Technology

Telecom: Dumb-pipe dreams

Profits from high-value services are down, but wireless providers are adapting.

It was a scene that the Wesleyan Methodist congregation of Toronto’s Berkeley Church, last convened in the 1950s, likely never envisioned. Bathed in red light, Amy Hixson strutted over where clergymen must once have delivered fiery sermons on the importance of chastity before marriage. Sporting a leather bra, a waist clincher and shoulder pads adorned with chrome spikes, the lithe model resembled a dominatrix out to break a particularly vexed client.

Hixson also had a Blackberry strapped to her bare thigh: She was one of five models hired by Virgin Mobile Canada, the wireless telecom provider, to promote its latest products and services. Flanked by the models, new Virgin Mobile Canada CEO Robert Blumenthal, a 20-year veteran of the wireless industry, flipped a large mock switch, signifying the commissioning of a new wireless network that made it all possible.

Looking beyond Virgin’s provocative marketing, the balance of power in Canada’s wireless industry is shifting. A slew of new technologies are threatening to turn wireless network operators (notably Telus Mobility, Rogers Wireless — which, like Canadian Business, is owned by Rogers Communications — and Bell Mobility, which owns Virgin Mobile Canada) into “dumb pipes.” That’s an industry term for carriers relegated to transmitting large volumes of data, shut out of providing the value-added services that padded their income statements for years. If mobile carriers are not successful at managing this transition, they could find themselves bound and gagged by the harsh mistress of technological change.

For years, they have earned big margins largely by offering exclusive handsets at a substantial discount; in exchange, they have required customers to sign long-term contracts, which allows carriers to recoup their costs over time. The contract model also reduces churn — customers jumping from one provider to another.
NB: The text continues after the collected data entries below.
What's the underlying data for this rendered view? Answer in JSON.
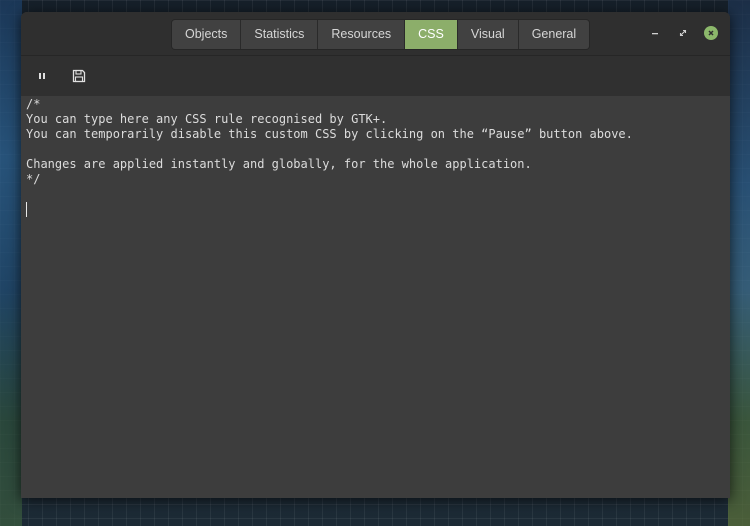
{
  "header": {
    "tabs": [
      {
        "label": "Objects"
      },
      {
        "label": "Statistics"
      },
      {
        "label": "Resources"
      },
      {
        "label": "CSS",
        "active": true
      },
      {
        "label": "Visual"
      },
      {
        "label": "General"
      }
    ],
    "window_controls": {
      "minimize_icon": "minimize-icon",
      "maximize_icon": "maximize-icon",
      "close_icon": "close-icon"
    }
  },
  "toolbar": {
    "pause_icon": "pause-icon",
    "save_icon": "save-icon"
  },
  "editor": {
    "lines": [
      "/*",
      "You can type here any CSS rule recognised by GTK+.",
      "You can temporarily disable this custom CSS by clicking on the “Pause” button above.",
      "",
      "Changes are applied instantly and globally, for the whole application.",
      "*/"
    ]
  },
  "colors": {
    "accent": "#8cae6a",
    "headerbar": "#2f2f2f",
    "editor_bg": "#3d3d3d",
    "text": "#dcdcdc"
  }
}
Apple’s iPhone challenged this status quo. Thanks to its savvy at marketing directly to consumers, the company refused to enter exclusive partnerships with any one carrier. So while Rogers was first to offer the iPhone in Canada, today virtually every carrier sells it. Apple also controls services linked to the device to an unprecedented degree. The iPhone bypasses the wireless carrier’s offerings and links directly to Apple’s iTunes online store, where users can download wallpapers, purchase ring tones, and obtain the latest applications.

Now other devices threaten to further erode carriers’ control. Dirt-cheap handsets make the subsidized model unnecessary, while smartphones and tablet computers offer Internet access, which means users can now do virtually everything using third-party web applications. Most important perhaps is Skype, an application used for placing voice and video calls over the Internet, which effectively sidesteps the carrier’s voice service.

Blumenthal seems unperturbed by Skype or other Internet services. He points out that the network operators still get the data revenue. “Wireless is a measured service, whether you’re being charged for minutes or megabytes,” he says. “The implication is really moving what would normally be voice traffic over to data traffic.” The challenge is to make sure networks can accommodate that change in traffic patterns.

It’s not at all clear how much pricing power incumbents will enjoy, since new competitors are pushing down data prices. On the very day of Virgin Mobile’s fashion show, a new carrier, Mobilicity (formerly Dave Wireless), held its own press event across town. It has yet to launch, but promises unlimited voice and data plans. Wind, which launched early this year, already offers unlimited data for $35 a month — significantly less than the incumbent carriers.

Carriers could still thrive in a dumb-pipe world. But “it’s not a business for the faint of heart,” says Richard Smith, a professor at Simon Fraser University. “IP has to be perfect, but after that, we don’t care. We add our own devices, we add our own Skype, we do everything else. It’s scary for people who have made their business by distinguishing themselves with all kinds of add-ons.” Smith believes that to survive, Canada’s wireless carriers will have to become far more efficient and cope with razor-thin margins. “If you can make money as a dumb pipe,” he says, “then you’re really running a good business.’